Maybe they got all of this stuff right in the first couple of minutes that I missed, but really:

- Would they have a wine pairing and not bother to tell what wine they paired with each food during the judging? Isn't that sort of critical information to determine how well the chefs did? Half the time they didn't even get the beer in the shot of the food, and they only mentioned the beer once or twice.

- Michelob Ultra? What's with the macrobrew? Would they use Mad Dog or Boone's Farm in a wine pairing? They might as well serve up Rhinelander or Pabst Blue Ribbon.

- What happened to the emphasis on seasonal, local ingredients? Where were all of the great microbreweries in and around Chicago? Even if they went with small regional breweries they had some great options. Just off the top of my head, Sprecher, Three Floyds, and Chicago's own Goose Island are all obvious choices just a hop, skip, and a jump from the studio. Go a little farther and you can add other great regionals like New Glarus, Bell's, and New Holland. If I can get them in Urbana, they can get them in Chicago.

- Most of the contestants obviously didn't know shit about beer. "When I think of beer, I think fried food," is on a par with "When I think of wine, I think overpriced, pretentious French crap." Thank you, Dr. Food Science.

- I'm not sure that judge had a poker face, I think she might have been a smidge overmedicated. I'm from the Midwest. I get the whole quiet, subdued, low-affect thing, but if I spent more than a few minutes with her, I'd be looking for the lobotomy scar. If she is at all qualified to judge a beer and food pairing, how did she not tear that "fried food" douche a new one?

In case you missed it, Beastie Fauxhawk won the Quickfire for Skater Zoi. Awwww.

Then they went to Soldier Field, which they carefully shot to avoid showing the enormous glass and steel Daleyflush 2000 toilet bowl they built on top of it. I am so glad the Fire don't play in that ridiculous eyesore any more.

DAAle won, and they gave him a shirt. I'm sure that makes up for the trip to Italy he missed last week.

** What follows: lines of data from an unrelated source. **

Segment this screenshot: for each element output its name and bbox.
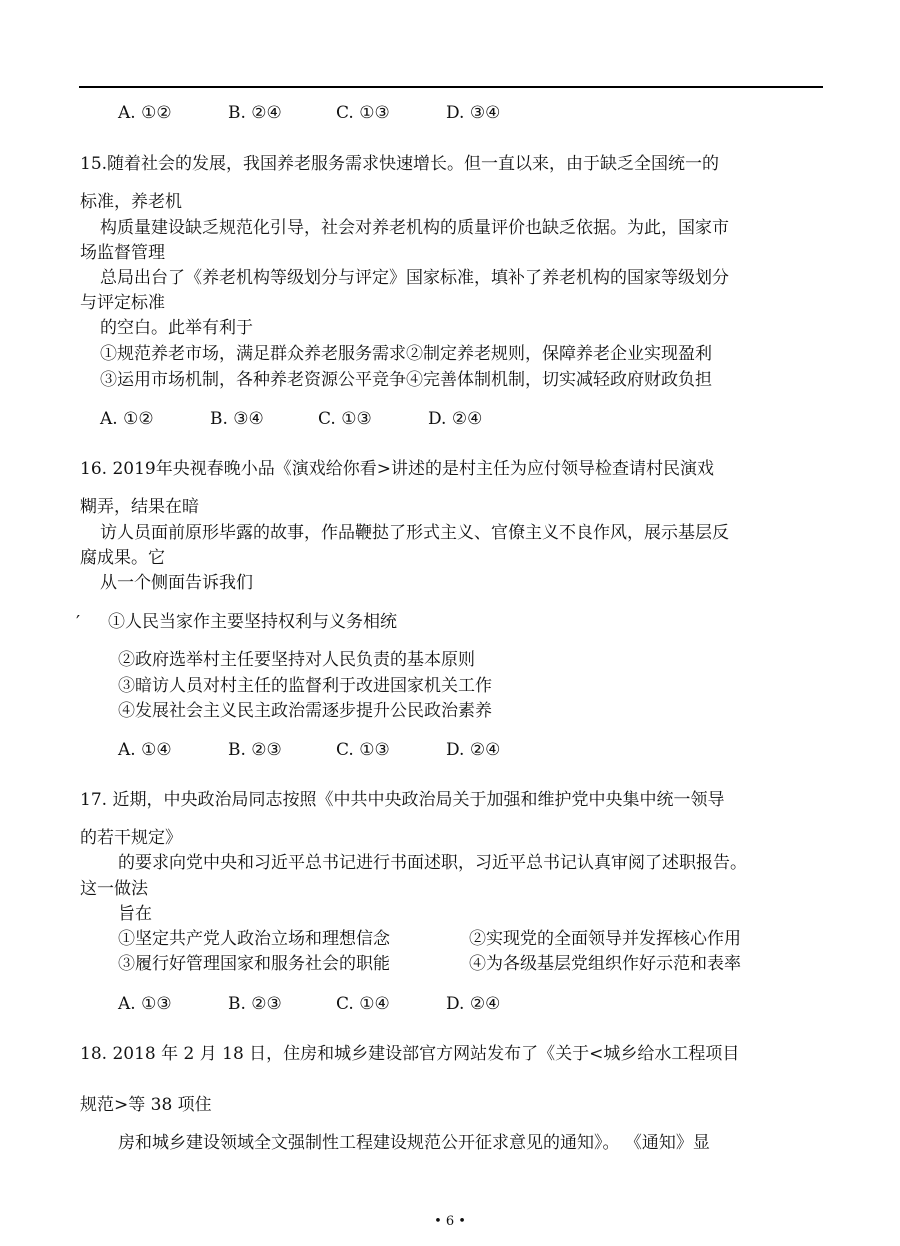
q17-item-2: ②实现党的全面领导并发挥核心作用 bbox=[469, 929, 741, 949]
q15-stem-line-4: 场监督管理 bbox=[80, 243, 165, 263]
q15-stem-line-5: 总局出台了《养老机构等级划分与评定》国家标准，填补了养老机构的国家等级划分 bbox=[100, 268, 729, 288]
q17-item-3: ③履行好管理国家和服务社会的职能 bbox=[118, 954, 390, 974]
option-a: A. ①② bbox=[118, 103, 172, 123]
q18-stem-line-3: 房和城乡建设领域全文强制性工程建设规范公开征求意见的通知》。 《通知》显 bbox=[118, 1133, 710, 1153]
option-d: D. ②④ bbox=[446, 740, 501, 760]
option-d: D. ②④ bbox=[428, 409, 483, 429]
q17-item-4: ④为各级基层党组织作好示范和表率 bbox=[469, 954, 741, 974]
option-b: B. ③④ bbox=[210, 409, 264, 429]
q15-stem-line-6: 与评定标准 bbox=[80, 293, 165, 313]
option-c: C. ①③ bbox=[318, 409, 372, 429]
q16-stem-line-5: 从一个侧面告诉我们 bbox=[100, 573, 253, 593]
q18-stem-line-2: 规范>等 38 项住 bbox=[80, 1095, 212, 1115]
q15-options bbox=[100, 411, 482, 428]
option-b: B. ②③ bbox=[228, 740, 282, 760]
q17-item-1: ①坚定共产党人政治立场和理想信念 bbox=[118, 929, 390, 949]
q17-stem-line-3: 的要求向党中央和习近平总书记进行书面述职，习近平总书记认真审阅了述职报告。 bbox=[118, 853, 747, 873]
option-d: D. ②④ bbox=[446, 994, 501, 1014]
option-a: A. ①④ bbox=[118, 740, 172, 760]
option-b: B. ②③ bbox=[228, 994, 282, 1014]
q15-stem-line-2: 标准，养老机 bbox=[80, 192, 182, 212]
q16-options bbox=[118, 742, 500, 759]
option-b: B. ②④ bbox=[228, 103, 282, 123]
option-c: C. ①④ bbox=[336, 994, 390, 1014]
option-c: C. ①③ bbox=[336, 740, 390, 760]
option-a: A. ①② bbox=[100, 409, 154, 429]
page-number: • 6 • bbox=[434, 1214, 466, 1229]
q15-stem-line-7: 的空白。此举有利于 bbox=[100, 318, 253, 338]
q15-item-row-1: ①规范养老市场，满足群众养老服务需求②制定养老规则，保障养老企业实现盈利 bbox=[100, 344, 712, 364]
q16-item-1: ①人民当家作主要坚持权利与义务相统 bbox=[108, 612, 397, 632]
q18-stem-line-1: 18. 2018 年 2 月 18 日，住房和城乡建设部官方网站发布了《关于<城乡给水工程项目 bbox=[80, 1044, 740, 1064]
option-a: A. ①③ bbox=[118, 994, 172, 1014]
q17-stem-line-1: 17. 近期，中央政治局同志按照《中共中央政治局关于加强和维护党中央集中统一领导 bbox=[80, 790, 725, 810]
margin-mark: ′ bbox=[76, 612, 81, 633]
q17-stem-line-4: 这一做法 bbox=[80, 879, 148, 899]
q17-stem-line-2: 的若干规定》 bbox=[80, 828, 182, 848]
header-rule bbox=[79, 86, 823, 88]
option-c: C. ①③ bbox=[336, 103, 390, 123]
q16-item-2: ②政府选举村主任要坚持对人民负责的基本原则 bbox=[118, 650, 475, 670]
q16-stem-line-1: 16. 2019年央视春晚小品《演戏给你看>讲述的是村主任为应付领导检查请村民演戏 bbox=[80, 459, 714, 479]
q16-stem-line-3: 访人员面前原形毕露的故事，作品鞭挞了形式主义、官僚主义不良作风，展示基层反 bbox=[100, 523, 729, 543]
q14-options bbox=[118, 105, 500, 122]
q16-stem-line-4: 腐成果。它 bbox=[80, 548, 165, 568]
option-d: D. ③④ bbox=[446, 103, 501, 123]
q15-stem-line-1: 15.随着社会的发展，我国养老服务需求快速增长。但一直以来，由于缺乏全国统一的 bbox=[80, 154, 720, 174]
q17-stem-line-5: 旨在 bbox=[118, 904, 152, 924]
q15-item-row-2: ③运用市场机制，各种养老资源公平竞争④完善体制机制，切实减轻政府财政负担 bbox=[100, 370, 712, 390]
q17-options bbox=[118, 996, 500, 1013]
q16-stem-line-2: 糊弄，结果在暗 bbox=[80, 497, 199, 517]
q15-stem-line-3: 构质量建设缺乏规范化引导，社会对养老机构的质量评价也缺乏依据。为此，国家市 bbox=[100, 218, 729, 238]
q16-item-4: ④发展社会主义民主政治需逐步提升公民政治素养 bbox=[118, 701, 492, 721]
q16-item-3: ③暗访人员对村主任的监督利于改进国家机关工作 bbox=[118, 676, 492, 696]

Oh, and double dipping is all cool again. Spit is the new cilantro.

7 comments:

Johnny Yen said...

Michelob Ultra? Jesus Christ, why not Zima or wine coolers.

vikkitikkitavi said...

I have a sneaking suspicion that the only beer brands they mentioned were those that paid for the privilege.

BTW, "Spit is the new cilantro" is the reason I read this blog.

lulu said...

You can't get Bells in Chicago. At least you couldn't when I was home at Christmas. From what I understand, there was an issue with the distributor and they will no longer carry it, but no one else is allowed to, or something.

and what's wrong with PBR?

GETkristiLOVE said...

Michelob Ultra was for the low-carb crowd... although my honey swears by the PBR in a can when he's fishing. Kind of like, "when in Rome..."

Johnny Yen said...

Lulu- the distributor stopped carrying it, and because of the law the late Bill Wirtz (owner of the Black Hawks and the main liquor distributorship in Chicago) got passed through the state legislature, Bell's couldn't just switch. They have to wait until their contract with the old company is done-- two years, I think.

Remember the Bell's neon sign at the Hopleaf? It's the only one that exists; Michael and Louise had it made themselves.

Hopefully we'll see Bell's again in Chicago someday.

Anonymous said...

No real Top Chef recap?

Do it for Zoi!

Writeprocrastinator said...

Hmmm, no Top Chef recaps and they are in your very own backyard? Is there a conflict that you are not telling us about?